When Dirty Dancing came out 35 years ago, its 1963 setting felt like a different world — one in which Frankie Valli ruled the radio and something as simple as pelvic-thrusting on the dance floor was still considered scandalous. But by the time the newly announced sequel comes out in 2024, it could feel all too familiar for millions of American women.

The 1987 original famously features a cautionary tale about what happens when women don’t have access to safe, legal abortions. Penny, Johnny’s dancing partner, almost dies after a botched back-alley abortion and Baby (Jennifer Grey) has to run and get her father, a doctor, to save her life. The movie’s screenwriter Eleanor Bergstein included the storyline to urge viewers not to take Roe v. Wade for granted, and now, more than three decades later, with the Supreme Court threatening to overturn the landmark decision and strip women of their reproductive rights, her decision to include it feels eerily prescient.

“When I made the movie in 1987, about 1963, I put in the illegal abortion and everyone said, ‘Why? There was Roe v. Wade — what are you doing this for?’ I said, ‘Well, I don’t know that we will always have Roe v. Wade,’ and I got a lot of pushback on that,” Bergstein told Vice back in 2017.

“I left the abortion in [Dirty Dancing] through a lot of pushback from everybody, and when it came time to shoot it, I made it very clear that we would leave in what is, for me, very purple language: references to dirty knives, a folding table, hearing Penny screaming in the hallway,” she continued. “I had a doctor on set to make sure [the description of the illegal abortion] was right.”

“The reason I put that language in there was because I felt that — even with it being a coat hanger abortion — a whole generation of young people, and women especially…wouldn’t understand what [the illegal abortion] was, she added. “So I put very, very graphic language in, and I worked very hard on shooting it to make sure it was shown realistically.”

Of course, the new Dirty Dancing will be a sequel, not a remake, so it’s unlikely there’ll be another abortion storyline this time around.

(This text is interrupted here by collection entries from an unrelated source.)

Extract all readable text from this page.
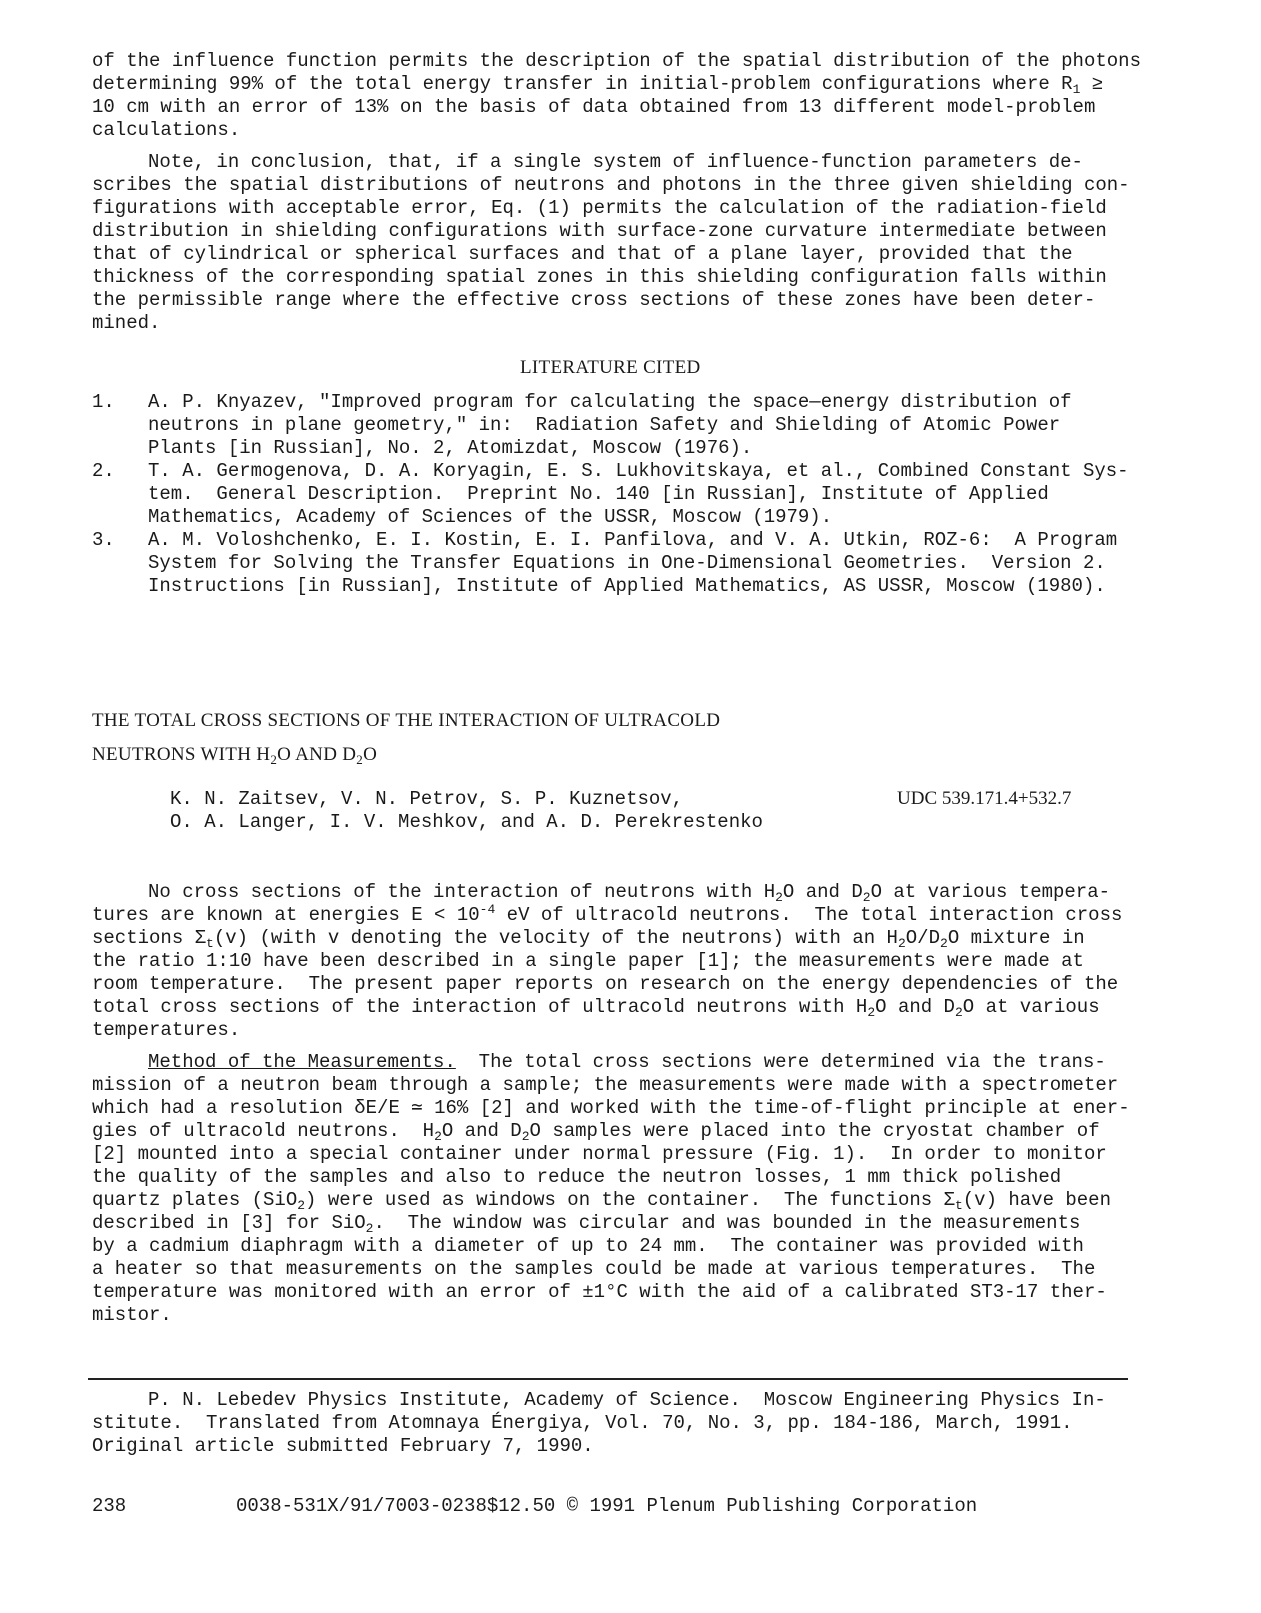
of the influence function permits the description of the spatial distribution of the photons
determining 99% of the total energy transfer in initial-problem configurations where $R_1$ ≥
10 cm with an error of 13% on the basis of data obtained from 13 different model-problem
calculations.
Note, in conclusion, that, if a single system of influence-function parameters de-
scribes the spatial distributions of neutrons and photons in the three given shielding con-
figurations with acceptable error, Eq. (1) permits the calculation of the radiation-field
distribution in shielding configurations with surface-zone curvature intermediate between
that of cylindrical or spherical surfaces and that of a plane layer, provided that the
thickness of the corresponding spatial zones in this shielding configuration falls within
the permissible range where the effective cross sections of these zones have been deter-
mined.
LITERATURE CITED
1. A. P. Knyazev, "Improved program for calculating the space—energy distribution of
neutrons in plane geometry," in:  Radiation Safety and Shielding of Atomic Power
Plants [in Russian], No. 2, Atomizdat, Moscow (1976).
2. T. A. Germogenova, D. A. Koryagin, E. S. Lukhovitskaya, et al., Combined Constant Sys-
tem.  General Description.  Preprint No. 140 [in Russian], Institute of Applied
Mathematics, Academy of Sciences of the USSR, Moscow (1979).
3. A. M. Voloshchenko, E. I. Kostin, E. I. Panfilova, and V. A. Utkin, ROZ-6:  A Program
System for Solving the Transfer Equations in One-Dimensional Geometries.  Version 2.
Instructions [in Russian], Institute of Applied Mathematics, AS USSR, Moscow (1980).
THE TOTAL CROSS SECTIONS OF THE INTERACTION OF ULTRACOLD
NEUTRONS WITH $H_2O$ AND $D_2O$
K. N. Zaitsev, V. N. Petrov, S. P. Kuznetsov,
O. A. Langer, I. V. Meshkov, and A. D. Perekrestenko
UDC 539.171.4+532.7
No cross sections of the interaction of neutrons with $H_2O$ and $D_2O$ at various tempera-
tures are known at energies $E < 10^{-4}$ eV of ultracold neutrons.  The total interaction cross
sections $\Sigma_t(v)$ (with v denoting the velocity of the neutrons) with an $H_2O/D_2O$ mixture in
the ratio 1:10 have been described in a single paper [1]; the measurements were made at
room temperature.  The present paper reports on research on the energy dependencies of the
total cross sections of the interaction of ultracold neutrons with $H_2O$ and $D_2O$ at various
temperatures.
Method of the Measurements.  The total cross sections were determined via the trans-
mission of a neutron beam through a sample; the measurements were made with a spectrometer
which had a resolution δE/E ≃ 16% [2] and worked with the time-of-flight principle at ener-
gies of ultracold neutrons.  $H_2O$ and $D_2O$ samples were placed into the cryostat chamber of
[2] mounted into a special container under normal pressure (Fig. 1).  In order to monitor
the quality of the samples and also to reduce the neutron losses, 1 mm thick polished
quartz plates (SiO$_2$) were used as windows on the container.  The functions $\Sigma_t(v)$ have been
described in [3] for SiO$_2$.  The window was circular and was bounded in the measurements
by a cadmium diaphragm with a diameter of up to 24 mm.  The container was provided with
a heater so that measurements on the samples could be made at various temperatures.  The
temperature was monitored with an error of ±1°C with the aid of a calibrated ST3-17 ther-
mistor.
P. N. Lebedev Physics Institute, Academy of Science.  Moscow Engineering Physics In-
stitute.  Translated from Atomnaya Énergiya, Vol. 70, No. 3, pp. 184-186, March, 1991.
Original article submitted February 7, 1990.
238	0038-531X/91/7003-0238$12.50 © 1991 Plenum Publishing Corporation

But it’s extremely depressing to think that something seen as ancient history worth warning future generations about back in 1987 could very well soon become millions of American women’s reality again in 2022. The new sequel will be set in the 1990s — which means the women who go see it in theaters in 2024 could actually have fewer rights than the characters from three decades earlier they’re watching onscreen. Nobody puts Baby in the corner, but it looks like that’s exactly where we’re all headed.